Mercredi soir, un millier de personnes se sont recueillies autour de l'arbre où l'homme s'est suicidé. Jeudi matin encore, des dizaines de Grecs continuent d'y déposer des gerbes de fleurs. Pour Giorgos Delastik, analyste politique, au-delà du symbole, le geste est politique. «Pour la première fois, l'intégralité de la classe politique a réagi. Même le premier ministre a envoyé un communiqué. Car cet homme n'était pas fou. Il a décidé de se tuer devant tout le monde, sur cette place où il y a quelques mois encore il manifestait avec les indignés. Les retraités se retrouvent avec une pension misérable et sont étouffés par l'austérité mais n'ont pas la force de crier leur colère», explique-t-il.
Le taux de suicides en Grèce a augmenté de 45% en un an et le désespoir des Grecs inquiète les autorités. «Les gens se ruent vers les hôpitaux psychiatriques, ils ont peur de l'avenir et savent que le bout du tunnel n'est pas proche.
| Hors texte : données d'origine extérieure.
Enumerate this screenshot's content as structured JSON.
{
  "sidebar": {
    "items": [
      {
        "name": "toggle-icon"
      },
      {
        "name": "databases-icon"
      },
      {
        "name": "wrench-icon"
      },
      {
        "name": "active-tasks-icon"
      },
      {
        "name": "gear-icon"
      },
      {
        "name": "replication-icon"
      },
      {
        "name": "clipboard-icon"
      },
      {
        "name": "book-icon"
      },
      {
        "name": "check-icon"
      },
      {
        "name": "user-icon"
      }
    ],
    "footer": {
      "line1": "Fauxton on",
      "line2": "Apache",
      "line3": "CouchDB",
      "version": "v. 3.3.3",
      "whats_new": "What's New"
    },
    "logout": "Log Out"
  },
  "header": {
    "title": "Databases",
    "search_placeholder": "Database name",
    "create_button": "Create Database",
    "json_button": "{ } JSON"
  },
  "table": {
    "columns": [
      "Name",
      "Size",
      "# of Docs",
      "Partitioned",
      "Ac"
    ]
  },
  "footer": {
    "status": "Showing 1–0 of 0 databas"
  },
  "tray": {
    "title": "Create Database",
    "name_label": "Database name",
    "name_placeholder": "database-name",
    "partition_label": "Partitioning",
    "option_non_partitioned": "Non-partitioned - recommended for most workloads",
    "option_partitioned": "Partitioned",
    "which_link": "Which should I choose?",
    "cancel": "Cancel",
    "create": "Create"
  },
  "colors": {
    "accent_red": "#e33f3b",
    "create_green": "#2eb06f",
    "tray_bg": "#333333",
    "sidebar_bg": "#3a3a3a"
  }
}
Le taux de surendettés qui ne peuvent s'affranchir de leurs dettes ne cesse de croître et la paupérisation de la société est une réalité», reprend Giorgos Delastik. Pour pallier ce phénomène, les associations caritatives internationales s'organisent.
Le Secours populaire de France a commencé hier une mission en Grèce. Un fonds d'urgence de 10.000 euros a été débloqué pour venir en aide à un millier de familles grecques dans les quartiers les plus défavorisés. En collaboration avec le comité pour la solidarité démocratique internationale, d'autres missions devraient être prochainement mises en place.